回到旅馆已经是下午四点多。
煤场的探照灯还没亮,平房的门关着,我没在门口多停留,直接上楼。
路上我们买了三个烧饼,就着凉水啃完,算是晚饭。
吃完东西,强子点上了一根烟,问“晚上怎么安排?”
“先休息一会儿,十一点起来,去煤厂后面蹲着。”
“要是那两个人今晚不下洞呢?”
“不下洞就继续等。那两个人要是真在底下挖到了东西,我们说不定还能顺两件。”
老胡摇了摇头,说我这人就是贼心不死,都跑路跑到这个份上了,还惦记着摸明器。
我说不是惦记,是碰上了。
碰上了不摸白不摸。
天彻底黑下来之后,煤场的探照灯亮了。
我让老胡和强子先睡,自己坐在窗户边上,把窗帘掀开一条缝盯着楼下。
八点多的时候,那个工装男人从平房里出来了一趟,去煤厂边上的水龙头接了桶水拎回去。
九点半,瘦高老头也出来了一趟,蹲在煤堆边上抽了一根烟,烟头在黑暗里明灭了好几下,抽完把烟屁股往煤堆里一戳,转身回了平房。
十点,平房的灯灭了。
我没动,继续盯着。
十一点,灯又亮了。
工装男人先走出来,站在门口往四周看了一圈。
他的视线在旅馆这边停了两秒,然后移开了。
他回屋里说了句什么,瘦高老头也出来了,两个人绕到平房后面,没有再回来。
十一点十五分,我把老胡和强子叫醒。
“他们应该下去了。

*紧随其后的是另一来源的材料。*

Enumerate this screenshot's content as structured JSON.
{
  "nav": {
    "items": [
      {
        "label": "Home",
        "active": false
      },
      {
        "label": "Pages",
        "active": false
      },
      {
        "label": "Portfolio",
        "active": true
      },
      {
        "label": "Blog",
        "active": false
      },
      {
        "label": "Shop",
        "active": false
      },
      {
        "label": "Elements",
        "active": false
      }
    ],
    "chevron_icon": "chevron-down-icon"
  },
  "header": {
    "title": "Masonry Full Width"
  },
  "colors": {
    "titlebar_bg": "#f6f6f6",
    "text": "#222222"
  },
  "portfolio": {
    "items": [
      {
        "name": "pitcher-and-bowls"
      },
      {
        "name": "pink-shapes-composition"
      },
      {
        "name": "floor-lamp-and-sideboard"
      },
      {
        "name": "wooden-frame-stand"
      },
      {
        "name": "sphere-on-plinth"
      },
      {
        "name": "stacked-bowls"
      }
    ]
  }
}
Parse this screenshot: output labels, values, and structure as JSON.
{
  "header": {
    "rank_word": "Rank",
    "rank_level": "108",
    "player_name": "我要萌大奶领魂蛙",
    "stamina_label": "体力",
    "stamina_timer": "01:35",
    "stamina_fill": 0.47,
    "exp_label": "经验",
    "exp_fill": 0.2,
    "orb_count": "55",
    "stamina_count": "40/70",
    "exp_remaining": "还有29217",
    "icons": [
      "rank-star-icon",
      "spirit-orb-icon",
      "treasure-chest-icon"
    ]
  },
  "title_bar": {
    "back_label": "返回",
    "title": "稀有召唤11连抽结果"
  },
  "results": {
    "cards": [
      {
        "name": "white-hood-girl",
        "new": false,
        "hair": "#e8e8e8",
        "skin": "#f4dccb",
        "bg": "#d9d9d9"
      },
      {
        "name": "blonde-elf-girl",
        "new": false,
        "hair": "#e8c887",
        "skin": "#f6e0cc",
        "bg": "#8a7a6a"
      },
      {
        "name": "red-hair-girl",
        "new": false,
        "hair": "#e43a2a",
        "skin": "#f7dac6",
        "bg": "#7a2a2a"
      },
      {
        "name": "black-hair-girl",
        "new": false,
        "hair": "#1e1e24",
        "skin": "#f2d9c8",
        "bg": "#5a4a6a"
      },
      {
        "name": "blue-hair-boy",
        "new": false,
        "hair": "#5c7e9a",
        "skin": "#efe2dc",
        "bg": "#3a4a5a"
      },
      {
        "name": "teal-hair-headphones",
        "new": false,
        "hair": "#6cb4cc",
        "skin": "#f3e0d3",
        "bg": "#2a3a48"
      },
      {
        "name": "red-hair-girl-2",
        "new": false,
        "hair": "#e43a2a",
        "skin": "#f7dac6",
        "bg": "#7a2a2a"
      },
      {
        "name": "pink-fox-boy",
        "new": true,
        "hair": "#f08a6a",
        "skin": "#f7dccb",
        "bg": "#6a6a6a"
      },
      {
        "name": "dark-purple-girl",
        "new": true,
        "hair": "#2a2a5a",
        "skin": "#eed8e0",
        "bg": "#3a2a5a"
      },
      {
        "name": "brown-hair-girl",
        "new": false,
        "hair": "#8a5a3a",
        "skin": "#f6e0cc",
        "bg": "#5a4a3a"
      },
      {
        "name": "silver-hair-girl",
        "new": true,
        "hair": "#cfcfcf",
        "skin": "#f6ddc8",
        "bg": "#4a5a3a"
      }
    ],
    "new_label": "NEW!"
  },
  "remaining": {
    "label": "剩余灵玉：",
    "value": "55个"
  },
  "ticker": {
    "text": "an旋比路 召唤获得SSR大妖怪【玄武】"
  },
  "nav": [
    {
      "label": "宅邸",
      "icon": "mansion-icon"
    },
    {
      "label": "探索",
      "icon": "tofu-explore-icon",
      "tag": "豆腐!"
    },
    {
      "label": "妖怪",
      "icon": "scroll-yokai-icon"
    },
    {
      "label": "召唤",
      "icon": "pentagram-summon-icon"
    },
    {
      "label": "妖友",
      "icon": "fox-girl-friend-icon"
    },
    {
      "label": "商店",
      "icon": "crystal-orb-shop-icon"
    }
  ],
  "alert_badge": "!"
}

”
老胡一个翻身坐起来,把鞋蹬上,强子把折叠床从门后挪开,活动了两下肩膀。
我们一人一把手电筒,还带了一把老胡从旅馆抽屉里翻出来的一根水管扳手,大概四十公分长掂在手里分量不轻。
临出门前,我把房间的灯关了,门反锁,钥匙带在身上。
下了楼梯,旅馆老板不在,旅馆的大门也没锁,一推就开。
我们三个贴着墙根走到煤场边上,煤场的探照灯把整个院子照的通亮,但平房那一侧刚好在灯光的死角里,黑黢黢的一片。
绕到平房后面,塑料布还盖在洞口上,看样子没有被别人动过。
我蹲下去把塑料布掀开一角,用手电往里照了一下。
洞口垂直往下大概两米,底部拐了个弯,往平房的方向延伸。
洞壁上能看到铁锹拍打的痕迹,每隔半米左右有一个脚蹬的凹坑,挖的很规整。
老胡压低声音问我“下不下。”
“下,我先下,强子中间,你断后。”
我把手电筒叼在嘴里,双手撑着洞壁,脚踩着凹坑往下挪。
洞壁的土很干,踩上去往下掉碎土渣。
下到两米深的拐弯处,盗洞变成了横向的,高度大概有一米二左右,得猫着腰才能往里走。
横向的盗洞打得相当专业。
洞壁稍微有点内收,顶部呈弧形,这样不容易塌。
每隔两三米,洞壁上就能看到一个凿出来的凹槽,里面塞着半截木头楔子,起到加固作用。
地面是平的,踩上去感觉是夯实的。
这说明挖洞的人把土运出去了,而不是堆在洞里。
我估计了一下盗洞的方向,正东偏南,对着微山湖的方向。
强子和老胡跟着下来了,三个人的呼吸声在狭窄的盗洞里显得很响。
“这洞挖了不是一天两天了。”
强子摸着洞壁上的铁锹印子“至少挖了两个月。”
老胡在最后面把塑料布重新盖上,然后跟着往里爬“两个月就两个人挖,够能吃苦的。”